Will be starting up an informal meetup starting this Saturday at 2pm (ideally meeting for consecutive weeks at the same time).
I started tearing down a lawn mower engine (Briggs & stratton 158cc) already, and just ordered the gasket kit to rebuild it. So first thing will be getting it running again, then I’m thinking of trying to [build a wooden blower] (Building a dust collector blower) (out of MDF, because free), if that works it would be a good start to a hovercraft.
Anyone interested in helping or spectating is welcome to attend, should be interesting to see how close an MDF impeller can get to 2,000+ rpm before becoming shrapnel.
Can anyone think of a good way to approach designing a backward curved centrifugal fan? Specifically how much curve, what should angle on inside vs angle on outside be, inner radius vs outer radius, etc. I could just randomly draw something up based on some pictures and the wikipedia article, but I’m thinking it would require just making a few at once and testing them all to gather any data on what works best.
Started playing around with Onshape to design the blower (starting from randomly guessed parameters), I was very impressed with how easy it was to start using, plus I can view/edit from my phone!
I downsized to an 18" diameter with sheet metal vanes, trying to reduce the mass seemed like a good idea, especially since the impeller will only be mounted directly to the crankshaft of the motor, and there are no bearings in the motor.
I remember that your outer profile was broken up into straight line segments out of OnShape and you mentioning what seemed like a pretty convoluted way to get that shape extruded etc. I just ran a quick test of essentially implementing a polar curve out of Solidworks to see if it handled it well. In the attached screenshot, I essentially converted:
r = 1 + t
Which is probably close to the form of the equation you’re using into the Cartesian parametric equations of:
x = (1+t) * cos(t)
y = (1+t) * sin(t)
and created a sketch with that. I then connected the starting point with the end point with a coincident line and had a fully constrained sketch. I assume this would be smooth and not broken up into polygon soup etc., so it’s possibly a cleaner end result:
Yeah this is how I made the spiral in onshape, a helix on a conical surface then projected into another plane. And because it was a spiral 2 feet across the line segments really showed up.
It probably would have been better in onshape to use a spline and kind of manually align the key points
TIL the name for a few spirals during a wikipedia walkabout starting at your link.
Does that book you bought say what the equation is supposed to be? It looks like the cylinder/helix is an Archimedean spiral, which coincidentally is the type I created as well.
As an aside: I’m pretty sure there’s a section in the book “Hunt for Red October” that mentions this equation can be used as a search pattern for a submarine knowing its last known location and top speed. Quite possibly only interesting to me.

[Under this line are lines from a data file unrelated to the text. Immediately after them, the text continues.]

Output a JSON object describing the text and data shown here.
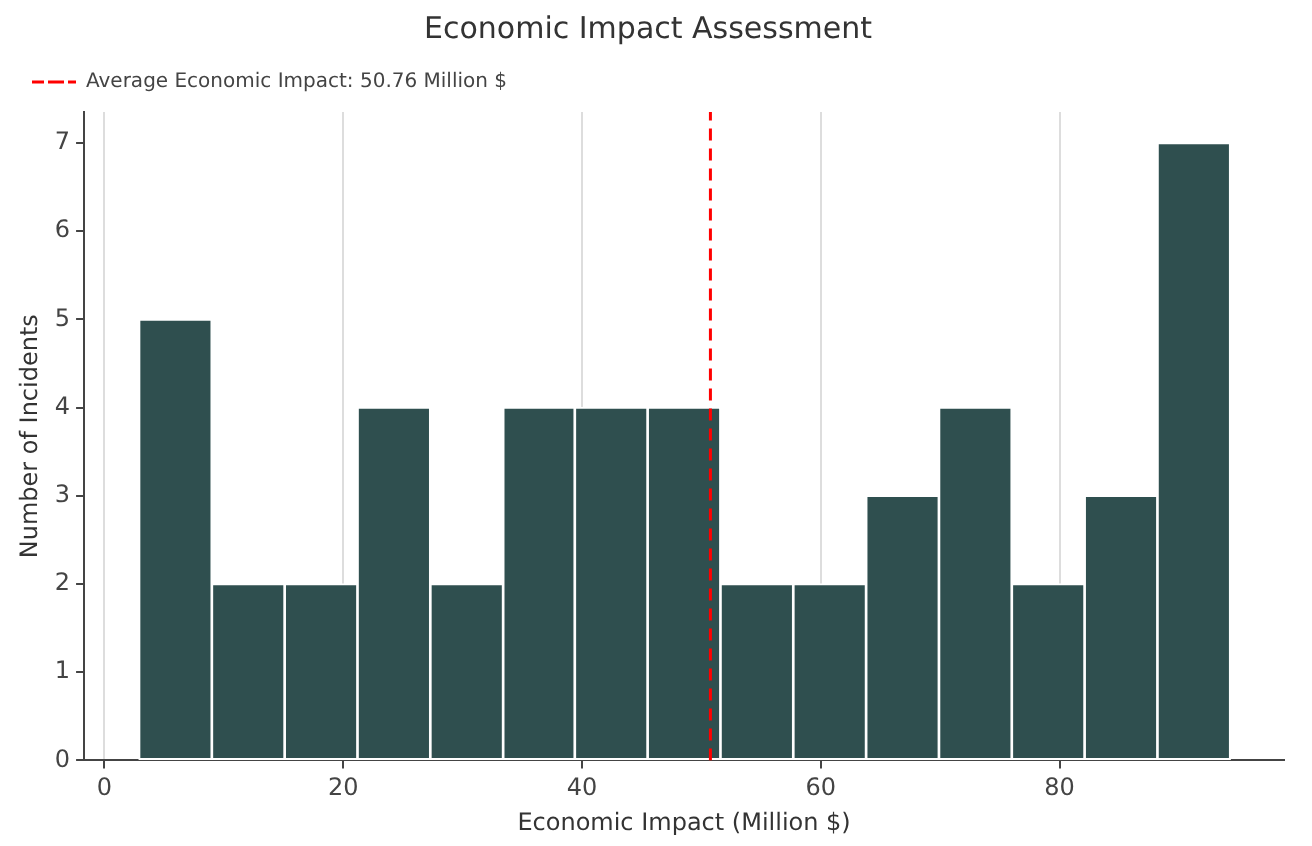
{
  "chart_data": {
    "type": "histogram",
    "title": "Economic Impact Assessment",
    "xlabel": "Economic Impact (Million $)",
    "ylabel": "Number of Incidents",
    "bins": [
      2.9,
      9.0,
      15.1,
      21.2,
      27.3,
      33.4,
      39.4,
      45.5,
      51.6,
      57.7,
      63.8,
      69.9,
      76.0,
      82.1,
      88.2,
      94.3
    ],
    "values": [
      5,
      2,
      2,
      4,
      2,
      4,
      4,
      4,
      2,
      2,
      3,
      4,
      2,
      3,
      7
    ],
    "color": "#2f4f4f",
    "xlim": [
      -1.7,
      98.8
    ],
    "xticks": [
      0,
      20,
      40,
      60,
      80
    ],
    "ylim": [
      0,
      7.35
    ],
    "yticks": [
      0,
      1,
      2,
      3,
      4,
      5,
      6,
      7
    ],
    "ref_lines": [
      {
        "axis": "x",
        "value": 50.76,
        "label": "Average Economic Impact: 50.76 Million $",
        "color": "#ff0000",
        "line_style": "dashed"
      }
    ],
    "grid": "x",
    "legend": "top left"
  }
}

Will be milling a flange adapter tomorrow, if I can find some extra 7/8 inch diameter shaft I could try to balance it by rolling that along two parallels. But mainly I’m hoping the mdf + CNC router produced perfectly balanced discs.
Just be cautious that even if it is strait & true, it can still be out of balance. I have seen wheels that were not true be balanced enough to not notice.
FWIW: Balance is probably more critical than straight-n-true from a safety perspective, it can throw itself apart almost immediately. Might be best after you’ve balanced it, to maybe test rotating it using a cordless drill so it’s turning at low speeds. If something is seriously out of whack it’ll show up then.
An 8x slow mo of the first startup, from the laser tach we tested and audio analysis it was able to hit 1,500 rpm at full throttle.
However we failed to anticipate one risk, and that was extra length on the pull coord, during a subsequent test the pull coord got sucked into the impeller causing the impeller to stop spinning sooner than the crankshaft, causing the bolt holding the impeller on to tighten itself and destroying the impeller. Turns out MDF is not very strong when subjected to extreme compression.
So will have to start over with building a new impeller, probably out of high quality 1/2" plywood instead of MDF. I am also tempted to go buy a $100 Harbor Freight predator engine, which is 6.5hp, 2-3x more powerful than the current lawn mower engine.